Odd Gods - Gil Maclean Interview

Gil Maclean, the lead designer on the curious time-travel RPG Odd Gods, recently had a chat with Erik Meyer from indiegraze. The resulting interview is fairly in-depth and insightful, and covers quite a broad range of topics, including the game's phase-based combat system, its visual design, the importance of player freedom for RPGs, the trendy 1990's nostalgia, and more. An excerpt:

Erik Meyer: Odd Gods stands as a low fantasy isometric you describe as a, “hardcore ’90s-style RPG about the ’90s,” using subgenres and music in place of classes and alignments as characters travel through time. Given the grounding of the players in the recent past, do you envision the project as a love letter to that time, or do you see your work more as commentary uniting eras of the past with similar themes? I notice that alternate histories and rebellions play a huge role (the French Revolution never happened, for example), so what challenges have come from using a specific non-contemporary time and then changing timelines?

Gil Maclean: For me, RPGs are about player freedom – freedom to decide your own role and interpret the story as you see fit.
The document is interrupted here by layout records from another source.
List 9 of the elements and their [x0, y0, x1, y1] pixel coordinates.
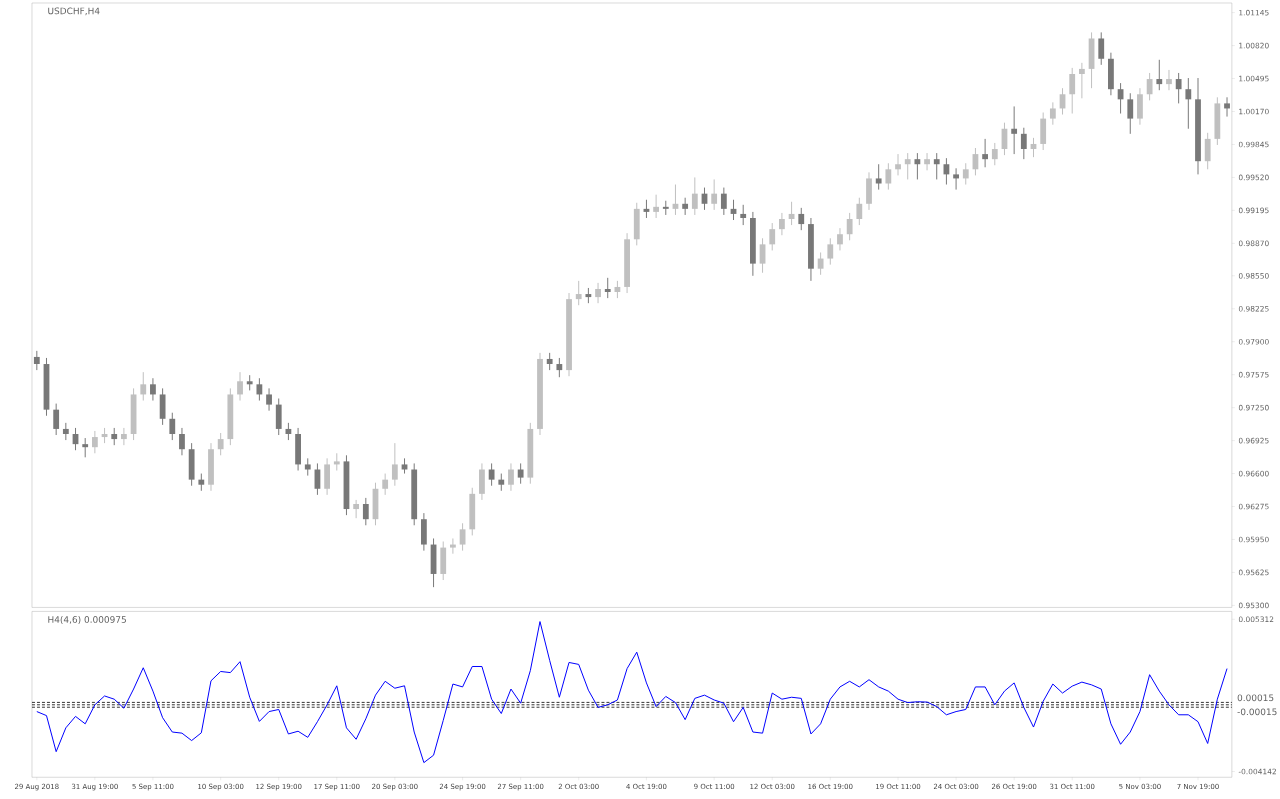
- chart-title: USDCHF,H4: [48, 7, 100, 16]
- candlestick: [875, 163, 882, 190]
- ref-line-label: 0.00015: [1237, 694, 1274, 702]
- candlestick: [391, 442, 398, 487]
- candlestick: [304, 457, 311, 476]
- candlestick: [827, 237, 834, 266]
- chart-title: H4(4,6) 0.000975: [48, 615, 126, 624]
- ref-line-label: -0.00015: [1237, 708, 1277, 716]
- candlestick: [885, 162, 892, 190]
I see the 90s as a kind of ‘lost decade’, where underground subcultures and music were powerful – like a near-future version of the 60s, rebelling against mass commercialisation, brands raised to ‘deity’ status, and the cargo cults that followed. It was a pretty subversive period, like reality took a cue from John Shirley cyberpunk dystopian fiction and mashed it with a lyric sheet from Rage Against the Machine, and global zaibatsus taking control of the earth, like a modern pantheon of demons, or gods… You could get beaten up for a pair of branded shoes, or ostracised for listening to the ‘wrong’ music. Music was the dominant medium, really – people all over the world would hear the same music, watch the same music videos on MTV – the internet’s influence was not that significant yet. Music could start riots, change history, and set factions against each other. Conversely, subcultures bonded over themes, identity and crucially – music. It was like a… crossroads, between the analog and dawn of the the digital era, before we granted control of society to computer daemons made of code and driven by profit-seeking algorithms, and that conflict – and the power of subcultures and music – provoked a kind of cognitive dissonance, demonstrating a power which I think is interesting territory to explore.
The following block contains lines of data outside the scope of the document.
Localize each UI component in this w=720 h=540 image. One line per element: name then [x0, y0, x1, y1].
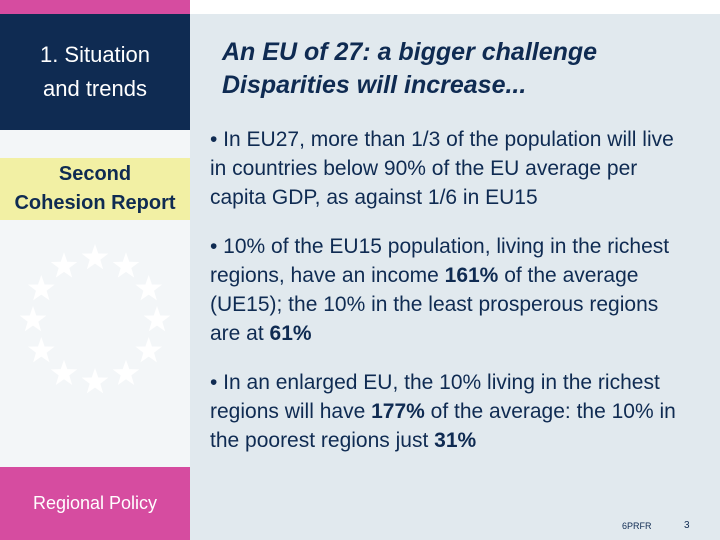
bullet-item: • In an enlarged EU, the 10% living in t…	[210, 368, 690, 455]
bullet-text: • 10% of the EU15 population, living in …	[210, 235, 670, 287]
headline-line-1: An EU of 27: a bigger challenge	[222, 38, 598, 66]
bullet-text: of the average (UE15); the 10% in the le…	[210, 264, 659, 345]
report-band	[0, 158, 190, 220]
bullet-item: • In EU27, more than 1/3 of the populati…	[210, 128, 674, 209]
star-icon	[143, 306, 171, 332]
page-number: 3	[684, 520, 690, 531]
headline: An EU of 27: a bigger challenge Disparit…	[222, 36, 712, 102]
star-icon	[81, 368, 109, 394]
bullet-highlight: 161%	[444, 264, 499, 287]
section-box: 1. Situation and trends	[0, 14, 190, 130]
bullet-text: of the average: the 10% in the poorest r…	[210, 400, 676, 452]
report-label: Second Cohesion Report	[14, 163, 176, 214]
star-icon	[27, 337, 55, 363]
footer-label: Regional Policy	[32, 493, 158, 513]
bullet-item: • 10% of the EU15 population, living in …	[210, 232, 690, 348]
bullet-list: • In EU27, more than 1/3 of the populati…	[210, 125, 690, 475]
bullet-highlight: 31%	[434, 429, 477, 452]
star-icon	[135, 275, 163, 301]
star-icon	[135, 337, 163, 363]
star-icon	[50, 252, 78, 278]
footer-note: 6PRFR	[622, 521, 652, 531]
footer-box: Regional Policy	[0, 467, 190, 540]
star-icon	[27, 275, 55, 301]
bullet-text: • In an enlarged EU, the 10% living in t…	[210, 371, 660, 423]
star-icon	[19, 306, 47, 332]
star-icon	[112, 359, 140, 386]
bullet-highlight: 177%	[371, 400, 425, 423]
star-icon	[50, 359, 78, 386]
star-icon	[112, 252, 140, 278]
eu-flag-stars-icon	[19, 244, 171, 394]
star-icon	[81, 244, 109, 270]
top-accent-bar	[0, 0, 190, 14]
headline-line-2: Disparities will increase...	[222, 71, 527, 99]
bullet-highlight: 61%	[269, 322, 312, 345]
section-title: 1. Situation and trends	[39, 42, 151, 101]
You asked ‘is the project a love letter’ – Odd Gods is designed from the ground up as a period piece with a big dollop of anachronism. For that theme to work (or any theme explored in an RPG, I’d argue), yes – there has to be a ‘love letter’ aspect to it, but that’s just one aspect. We need to write that love letter, then burn it at the altar as a tithe. While the fire’s still crackling, sacrifice the nearest sacred goat and throw that on, too. Sift through the ashes and bones for burnt scraps of that letter and leave them for players to discover and maybe piece together in a way that makes sense to them.

Do I see OG as uniting eras of the past with common themes? Using one time period as a frame to explore another with time travel/alternate realities is basically saying: if we do our job well, abso-bloody-lutely. Exploring alternate history, which you do in Odd Gods, allows you to set up ‘what if’ scenarios and try out ideas. There were bright, burning periods of time where music, art, politics, and of course subcultures flourished – what if you shuffled them around a bit? What would the world look like?

As far as challenges go, it’s about executing the anachronism. What happens when worlds collide? On a macro scale, if you have a pantheon of pop culture demons and give them a time machine, what happens? We can re-enact Ash’s boomstick scene from Evil Dead 2, and it makes coherent sense in our world. What happens on an individual level to a Goth press-ganged into service on a privateer in the age of sail, a Ska Punk lost in Elizabethan times, or a Raver stumbling into a Pictish solstice ceremony in the time of Julius Caesar, or when a Grunge head wakes up in a jungle camp in the midst of the CIA’s secret war in Laos, or when you stumble across a lost tribe of Skateboarders deep in the Peruvian jungle. What effect does that have on history, and what does one reality matter?